Solution: At first, the issue was solved by removing bounding boxes that have a very large pixel area. This removes the self-detection because "our" boat covers a large portion of the screen. This approach limits the programs ability to detect boats that are large in frame, e.g. very close to us or just very large. For other videos, it severely limits the programs ability to detect large boats.
The second approach utilises an exclusion zone placed where "our" boat is located in the frame (shown as a white transparent square in the bounding box video). Any bounding box with a centre inside the exclusion zone is removed. With the flag
--no-filter
the exclusion zone can be removed. -
CUDA out of memory: Training the YOLO neural network requires quite a lot of VRAM. I started training with a large image size 608x608 and a large batch size but ran out of VRAM.
Solution: To solve this, I I tried reducing the batch size in hopes I could still use the larger 608x608 image size.
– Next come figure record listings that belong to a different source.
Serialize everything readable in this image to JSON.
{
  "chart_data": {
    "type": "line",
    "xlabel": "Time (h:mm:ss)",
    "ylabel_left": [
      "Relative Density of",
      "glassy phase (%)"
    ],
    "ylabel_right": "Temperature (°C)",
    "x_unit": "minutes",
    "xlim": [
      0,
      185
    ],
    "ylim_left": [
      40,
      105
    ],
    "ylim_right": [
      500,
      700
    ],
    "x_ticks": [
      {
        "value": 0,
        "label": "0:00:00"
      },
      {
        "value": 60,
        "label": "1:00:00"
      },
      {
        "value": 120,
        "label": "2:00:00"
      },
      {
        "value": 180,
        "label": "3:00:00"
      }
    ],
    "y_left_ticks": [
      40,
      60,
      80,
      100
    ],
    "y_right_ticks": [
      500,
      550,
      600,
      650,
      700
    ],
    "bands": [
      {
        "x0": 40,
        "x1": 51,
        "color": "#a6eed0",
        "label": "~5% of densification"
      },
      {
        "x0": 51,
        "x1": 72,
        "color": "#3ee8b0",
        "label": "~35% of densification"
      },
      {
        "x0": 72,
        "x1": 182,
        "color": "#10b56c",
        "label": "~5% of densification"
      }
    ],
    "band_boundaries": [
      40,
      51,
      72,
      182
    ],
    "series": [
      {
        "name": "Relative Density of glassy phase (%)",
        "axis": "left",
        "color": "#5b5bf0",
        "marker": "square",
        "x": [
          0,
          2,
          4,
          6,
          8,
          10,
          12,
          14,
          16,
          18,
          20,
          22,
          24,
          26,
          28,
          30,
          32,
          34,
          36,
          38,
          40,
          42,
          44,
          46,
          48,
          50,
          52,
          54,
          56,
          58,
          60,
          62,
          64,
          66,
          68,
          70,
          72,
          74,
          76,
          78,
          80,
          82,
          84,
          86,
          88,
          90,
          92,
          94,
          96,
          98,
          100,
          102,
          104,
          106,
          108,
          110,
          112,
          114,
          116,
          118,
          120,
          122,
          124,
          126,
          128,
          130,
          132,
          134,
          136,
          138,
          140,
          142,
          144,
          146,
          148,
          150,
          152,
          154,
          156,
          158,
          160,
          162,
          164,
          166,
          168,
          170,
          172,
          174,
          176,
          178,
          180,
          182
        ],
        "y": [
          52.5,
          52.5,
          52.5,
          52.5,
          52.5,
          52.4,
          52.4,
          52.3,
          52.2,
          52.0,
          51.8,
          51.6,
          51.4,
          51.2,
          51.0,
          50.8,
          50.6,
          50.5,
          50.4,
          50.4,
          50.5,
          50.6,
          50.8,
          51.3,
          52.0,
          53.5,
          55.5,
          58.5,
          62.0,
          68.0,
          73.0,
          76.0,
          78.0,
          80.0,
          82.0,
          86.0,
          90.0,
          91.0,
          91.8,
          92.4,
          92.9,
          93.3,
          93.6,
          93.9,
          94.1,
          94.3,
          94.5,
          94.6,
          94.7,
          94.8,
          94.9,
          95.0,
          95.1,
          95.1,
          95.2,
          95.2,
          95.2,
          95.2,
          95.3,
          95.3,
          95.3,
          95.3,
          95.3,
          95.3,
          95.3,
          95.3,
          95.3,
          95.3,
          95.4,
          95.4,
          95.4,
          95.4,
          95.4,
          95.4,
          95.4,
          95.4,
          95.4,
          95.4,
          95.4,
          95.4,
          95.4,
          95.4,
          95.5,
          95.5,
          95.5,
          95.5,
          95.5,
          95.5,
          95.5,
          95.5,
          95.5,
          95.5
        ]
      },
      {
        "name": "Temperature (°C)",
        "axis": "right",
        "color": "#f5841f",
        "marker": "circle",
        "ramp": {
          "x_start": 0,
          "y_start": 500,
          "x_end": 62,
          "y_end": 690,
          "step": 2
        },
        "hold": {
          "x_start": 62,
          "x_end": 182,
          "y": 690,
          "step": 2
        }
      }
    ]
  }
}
Unfortunately, that was not possible so I had to use 416x416 instead. As a result, the comparison between the YOLOv4-608 COCO 80 class model is not quite fair for the YOLOv4-416 single class (boat) model. Normally, I would use google cloud for access to GPUs with more VRAM but my credits just ran ut.
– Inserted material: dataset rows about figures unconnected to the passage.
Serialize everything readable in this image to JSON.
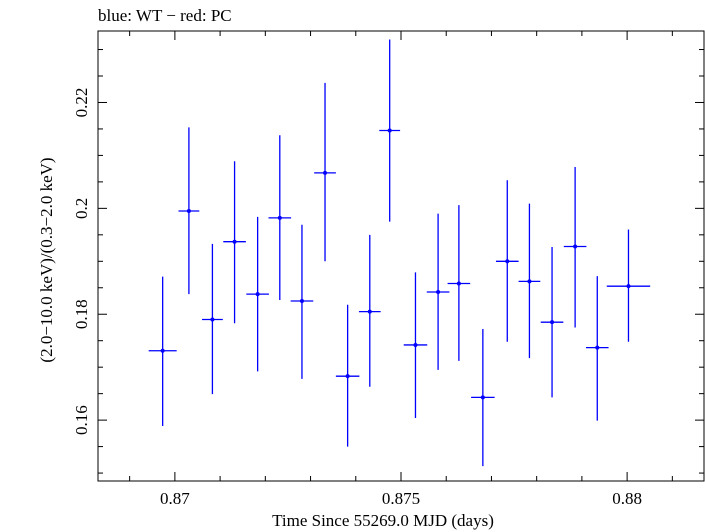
{
  "chart_data": {
    "type": "scatter",
    "title": "blue: WT − red: PC",
    "xlabel": "Time Since 55269.0 MJD (days)",
    "ylabel": "(2.0−10.0 keV)/(0.3−2.0 keV)",
    "xlim": [
      0.8683,
      0.8817
    ],
    "ylim": [
      0.1485,
      0.2335
    ],
    "x_ticks": [
      0.87,
      0.875,
      0.88
    ],
    "x_tick_labels": [
      "0.87",
      "0.875",
      "0.88"
    ],
    "y_ticks": [
      0.16,
      0.18,
      0.2,
      0.22
    ],
    "y_tick_labels": [
      "0.16",
      "0.18",
      "0.2",
      "0.22"
    ],
    "grid": false,
    "series": [
      {
        "color": "#0000ff",
        "points": [
          {
            "x": 0.86973,
            "y": 0.1731,
            "xerr": 0.00031,
            "yerr_low": 0.0142,
            "yerr_high": 0.014
          },
          {
            "x": 0.87031,
            "y": 0.1995,
            "xerr": 0.00023,
            "yerr_low": 0.0157,
            "yerr_high": 0.0158
          },
          {
            "x": 0.87083,
            "y": 0.179,
            "xerr": 0.00023,
            "yerr_low": 0.0141,
            "yerr_high": 0.0143
          },
          {
            "x": 0.87132,
            "y": 0.1937,
            "xerr": 0.00025,
            "yerr_low": 0.0154,
            "yerr_high": 0.0152
          },
          {
            "x": 0.87183,
            "y": 0.1838,
            "xerr": 0.00025,
            "yerr_low": 0.0146,
            "yerr_high": 0.0146
          },
          {
            "x": 0.87232,
            "y": 0.1982,
            "xerr": 0.00025,
            "yerr_low": 0.0155,
            "yerr_high": 0.0156
          },
          {
            "x": 0.87281,
            "y": 0.1825,
            "xerr": 0.00025,
            "yerr_low": 0.0147,
            "yerr_high": 0.0144
          },
          {
            "x": 0.87332,
            "y": 0.2067,
            "xerr": 0.00024,
            "yerr_low": 0.0167,
            "yerr_high": 0.017
          },
          {
            "x": 0.87382,
            "y": 0.1683,
            "xerr": 0.00026,
            "yerr_low": 0.0133,
            "yerr_high": 0.0135
          },
          {
            "x": 0.87431,
            "y": 0.1805,
            "xerr": 0.00024,
            "yerr_low": 0.0142,
            "yerr_high": 0.0145
          },
          {
            "x": 0.87475,
            "y": 0.2147,
            "xerr": 0.00023,
            "yerr_low": 0.0172,
            "yerr_high": 0.0172
          },
          {
            "x": 0.87532,
            "y": 0.1742,
            "xerr": 0.00026,
            "yerr_low": 0.0138,
            "yerr_high": 0.0137
          },
          {
            "x": 0.87582,
            "y": 0.1842,
            "xerr": 0.00025,
            "yerr_low": 0.0147,
            "yerr_high": 0.0148
          },
          {
            "x": 0.87628,
            "y": 0.1858,
            "xerr": 0.00025,
            "yerr_low": 0.0146,
            "yerr_high": 0.0148
          },
          {
            "x": 0.87681,
            "y": 0.1643,
            "xerr": 0.00026,
            "yerr_low": 0.013,
            "yerr_high": 0.0129
          },
          {
            "x": 0.87735,
            "y": 0.19,
            "xerr": 0.00025,
            "yerr_low": 0.0152,
            "yerr_high": 0.0153
          },
          {
            "x": 0.87784,
            "y": 0.1862,
            "xerr": 0.00024,
            "yerr_low": 0.0145,
            "yerr_high": 0.0147
          },
          {
            "x": 0.87834,
            "y": 0.1785,
            "xerr": 0.00025,
            "yerr_low": 0.0142,
            "yerr_high": 0.0142
          },
          {
            "x": 0.87885,
            "y": 0.1928,
            "xerr": 0.00025,
            "yerr_low": 0.0153,
            "yerr_high": 0.015
          },
          {
            "x": 0.87934,
            "y": 0.1737,
            "xerr": 0.00025,
            "yerr_low": 0.0138,
            "yerr_high": 0.0135
          },
          {
            "x": 0.88003,
            "y": 0.1853,
            "xerr": 0.00048,
            "yerr_low": 0.0105,
            "yerr_high": 0.0107
          }
        ]
      }
    ]
  }
}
There are things that could be improved and further worked on. For example:
-
Improve tracking: The tracking of bounding boxes works quite well with SORT. However, there is a new version called Deep SORT that could perform better.
-
More training data: The COCO dataset has approximately 3000 images of boats. I think it could be complemented with a dataset containing images from the camera on the boat. This would give the model some representative image samples of what it would encounter in real-life. Additionally, I would like to try this dataset.
-
Training YOLOv4-608 (batch=64, subdivisions=16): I only have access to a GPU with 8GB of VRAM. That meant I could only train YOLOv4-416 (batch=4, subdivisions=1) without encountering CUDA out of memory. Alexey recommends 16GB to train a full YOLOv4 network with batch size=64 and subdivisions=16.
-
Multi-class for different types of boats: It could potentially be useful to know what type of boat we have detected since a sailboat will behave differently from a cruise ship. Having this information could be useful for planning and navigation.
-
Attempt to detect navigation marks: To navigate you need to detect navigation marks around the boat.
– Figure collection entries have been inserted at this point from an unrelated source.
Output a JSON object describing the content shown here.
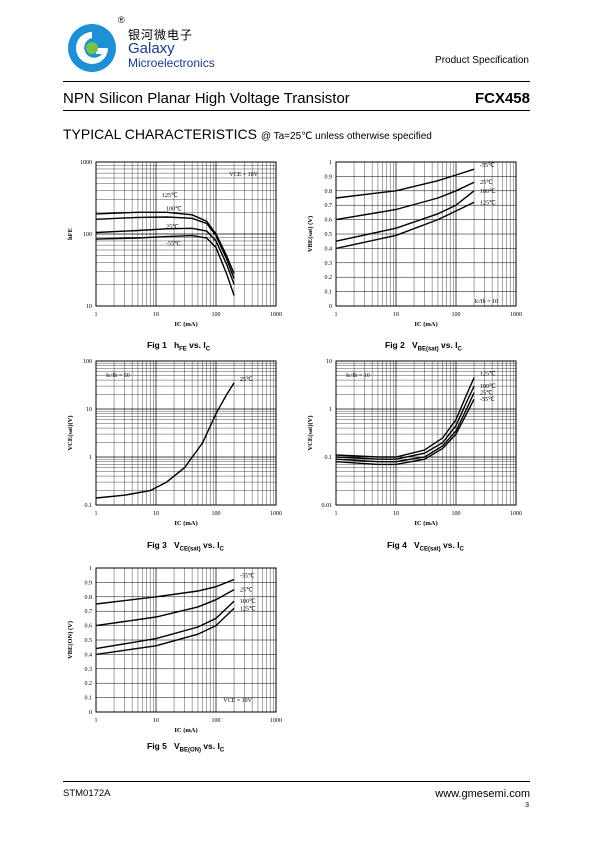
{
  "header": {
    "brand_cn": "银河微电子",
    "brand_reg": "®",
    "brand_en_line1": "Galaxy",
    "brand_en_line2": "Microelectronics",
    "product_spec": "Product Specification",
    "logo_colors": {
      "blue": "#1f8fd6",
      "green": "#7ac143"
    }
  },
  "title": {
    "description": "NPN Silicon Planar High Voltage Transistor",
    "part_number": "FCX458"
  },
  "section": {
    "heading": "TYPICAL CHARACTERISTICS",
    "condition": "@ Ta=25℃ unless otherwise specified"
  },
  "footer": {
    "doc_code": "STM0172A",
    "url": "www.gmesemi.com",
    "page": "3"
  },
  "chart_data": [
    {
      "id": "fig1",
      "type": "line",
      "caption": {
        "fig": "Fig 1",
        "text_a": "h",
        "sub_a": "FE",
        "text_b": " vs. I",
        "sub_b": "C"
      },
      "xscale": "log",
      "yscale": "log",
      "xlim": [
        1,
        1000
      ],
      "ylim": [
        10,
        1000
      ],
      "xticks": [
        "1",
        "10",
        "100",
        "1000"
      ],
      "yticks": [
        "10",
        "100",
        "1000"
      ],
      "xlabel": "IC (mA)",
      "ylabel": "hFE",
      "annotation": "VCE = 10V",
      "grid": true,
      "series": [
        {
          "name": "125℃",
          "x": [
            1,
            5,
            15,
            40,
            70,
            100,
            150,
            200
          ],
          "y": [
            190,
            200,
            200,
            185,
            150,
            100,
            50,
            28
          ]
        },
        {
          "name": "100℃",
          "x": [
            1,
            5,
            15,
            40,
            70,
            100,
            150,
            200
          ],
          "y": [
            160,
            170,
            172,
            165,
            140,
            95,
            45,
            24
          ]
        },
        {
          "name": "25℃",
          "x": [
            1,
            5,
            15,
            40,
            70,
            100,
            150,
            200
          ],
          "y": [
            105,
            112,
            118,
            120,
            110,
            80,
            38,
            20
          ]
        },
        {
          "name": "-55℃",
          "x": [
            1,
            5,
            15,
            40,
            70,
            100,
            150,
            200
          ],
          "y": [
            85,
            88,
            92,
            95,
            88,
            65,
            28,
            14
          ]
        }
      ]
    },
    {
      "id": "fig2",
      "type": "line",
      "caption": {
        "fig": "Fig 2",
        "text_a": "V",
        "sub_a": "BE(sat)",
        "text_b": " vs. I",
        "sub_b": "C"
      },
      "xscale": "log",
      "yscale": "linear",
      "xlim": [
        1,
        1000
      ],
      "ylim": [
        0,
        1
      ],
      "xticks": [
        "1",
        "10",
        "100",
        "1000"
      ],
      "yticks": [
        "0",
        "0.1",
        "0.2",
        "0.3",
        "0.4",
        "0.5",
        "0.6",
        "0.7",
        "0.8",
        "0.9",
        "1"
      ],
      "xlabel": "IC (mA)",
      "ylabel": "VBE(sat) (V)",
      "annotation": "Ic/Ib = 10",
      "grid": true,
      "series": [
        {
          "name": "-55℃",
          "x": [
            1,
            10,
            50,
            100,
            200
          ],
          "y": [
            0.75,
            0.8,
            0.87,
            0.91,
            0.95
          ]
        },
        {
          "name": "25℃",
          "x": [
            1,
            10,
            50,
            100,
            200
          ],
          "y": [
            0.6,
            0.67,
            0.75,
            0.8,
            0.86
          ]
        },
        {
          "name": "100℃",
          "x": [
            1,
            10,
            50,
            100,
            200
          ],
          "y": [
            0.45,
            0.54,
            0.64,
            0.7,
            0.8
          ]
        },
        {
          "name": "125℃",
          "x": [
            1,
            10,
            50,
            100,
            200
          ],
          "y": [
            0.4,
            0.49,
            0.6,
            0.66,
            0.72
          ]
        }
      ]
    },
    {
      "id": "fig3",
      "type": "line",
      "caption": {
        "fig": "Fig 3",
        "text_a": "V",
        "sub_a": "CE(sat)",
        "text_b": " vs. I",
        "sub_b": "C"
      },
      "xscale": "log",
      "yscale": "log",
      "xlim": [
        1,
        1000
      ],
      "ylim": [
        0.1,
        100
      ],
      "xticks": [
        "1",
        "10",
        "100",
        "1000"
      ],
      "yticks": [
        "0.1",
        "1",
        "10",
        "100"
      ],
      "xlabel": "IC (mA)",
      "ylabel": "VCE(sat)(V)",
      "annotation": "Ic/Ib = 50",
      "grid": true,
      "series": [
        {
          "name": "25℃",
          "x": [
            1,
            3,
            8,
            15,
            30,
            60,
            100,
            150,
            200
          ],
          "y": [
            0.14,
            0.16,
            0.2,
            0.3,
            0.6,
            2,
            8,
            20,
            35
          ]
        }
      ]
    },
    {
      "id": "fig4",
      "type": "line",
      "caption": {
        "fig": "Fig 4",
        "text_a": "V",
        "sub_a": "CE(sat)",
        "text_b": " vs. I",
        "sub_b": "C"
      },
      "xscale": "log",
      "yscale": "log",
      "xlim": [
        1,
        1000
      ],
      "ylim": [
        0.01,
        10
      ],
      "xticks": [
        "1",
        "10",
        "100",
        "1000"
      ],
      "yticks": [
        "0.01",
        "0.1",
        "1",
        "10"
      ],
      "xlabel": "IC (mA)",
      "ylabel": "VCE(sat)(V)",
      "annotation": "Ic/Ib = 10",
      "grid": true,
      "series": [
        {
          "name": "125℃",
          "x": [
            1,
            5,
            10,
            30,
            60,
            100,
            150,
            200
          ],
          "y": [
            0.11,
            0.1,
            0.1,
            0.14,
            0.25,
            0.6,
            2,
            4.5
          ]
        },
        {
          "name": "100℃",
          "x": [
            1,
            5,
            10,
            30,
            60,
            100,
            150,
            200
          ],
          "y": [
            0.1,
            0.09,
            0.09,
            0.12,
            0.2,
            0.45,
            1.4,
            3
          ]
        },
        {
          "name": "25℃",
          "x": [
            1,
            5,
            10,
            30,
            60,
            100,
            150,
            200
          ],
          "y": [
            0.09,
            0.08,
            0.08,
            0.1,
            0.17,
            0.35,
            1.0,
            2.2
          ]
        },
        {
          "name": "-55℃",
          "x": [
            1,
            5,
            10,
            30,
            60,
            100,
            150,
            200
          ],
          "y": [
            0.08,
            0.07,
            0.07,
            0.09,
            0.15,
            0.3,
            0.8,
            1.6
          ]
        }
      ]
    },
    {
      "id": "fig5",
      "type": "line",
      "caption": {
        "fig": "Fig 5",
        "text_a": "V",
        "sub_a": "BE(ON)",
        "text_b": " vs. I",
        "sub_b": "C"
      },
      "xscale": "log",
      "yscale": "linear",
      "xlim": [
        1,
        1000
      ],
      "ylim": [
        0,
        1
      ],
      "xticks": [
        "1",
        "10",
        "100",
        "1000"
      ],
      "yticks": [
        "0",
        "0.1",
        "0.2",
        "0.3",
        "0.4",
        "0.5",
        "0.6",
        "0.7",
        "0.8",
        "0.9",
        "1"
      ],
      "xlabel": "IC (mA)",
      "ylabel": "VBE(ON) (V)",
      "annotation": "VCE = 10V",
      "grid": true,
      "series": [
        {
          "name": "-55℃",
          "x": [
            1,
            10,
            50,
            100,
            200
          ],
          "y": [
            0.75,
            0.8,
            0.84,
            0.87,
            0.92
          ]
        },
        {
          "name": "25℃",
          "x": [
            1,
            10,
            50,
            100,
            200
          ],
          "y": [
            0.6,
            0.66,
            0.73,
            0.78,
            0.85
          ]
        },
        {
          "name": "100℃",
          "x": [
            1,
            10,
            50,
            100,
            200
          ],
          "y": [
            0.44,
            0.51,
            0.59,
            0.65,
            0.77
          ]
        },
        {
          "name": "125℃",
          "x": [
            1,
            10,
            50,
            100,
            200
          ],
          "y": [
            0.4,
            0.46,
            0.54,
            0.6,
            0.72
          ]
        }
      ]
    }
  ]
}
The following are instructions for running the code.
- Have CUDA capable GPU
- Install CUDA, cudaNN and TensorRT (the project has been tested to work with version 7.2.3)
- Python 2 running the code (might work with Python 3 but I am using v2 because that is what I had set up already)
- Install inference requirements file:
python -m pip install -r requirements.txt
- Install requirements for the submodules
sort
andyolov4
- Add
__init__.py
inside sort the directory
- Download cfg file and weights file for YOLOv4-608 from the YOLOv4 model zoo.
- Place the config file in the
yolov4/cfg
directory. - Place the weight file in the
yolov4
directory. - Convert model to ONNX format. Run
python3 demo_darknet2onnx <path to cfg> <path to weight file> <path to test image> <batch size (1 in this case)>
- Move the converted ONNX model back to the
root/scripts
directory. - Build the TensorRT engine from the ONNX file.
python build_trt_engine.py <path to onnx> yolov4.trt <mode (fp16 or fp32)>
To run the detector you type python video_detect.py <flags>
. There are two flags: the path video to detect boats in and if self detections should be filtered or not.
For example: python video_detect.py --video videos/example.mkv --no-filter
will run detections on example.mkv and will not remove self detections.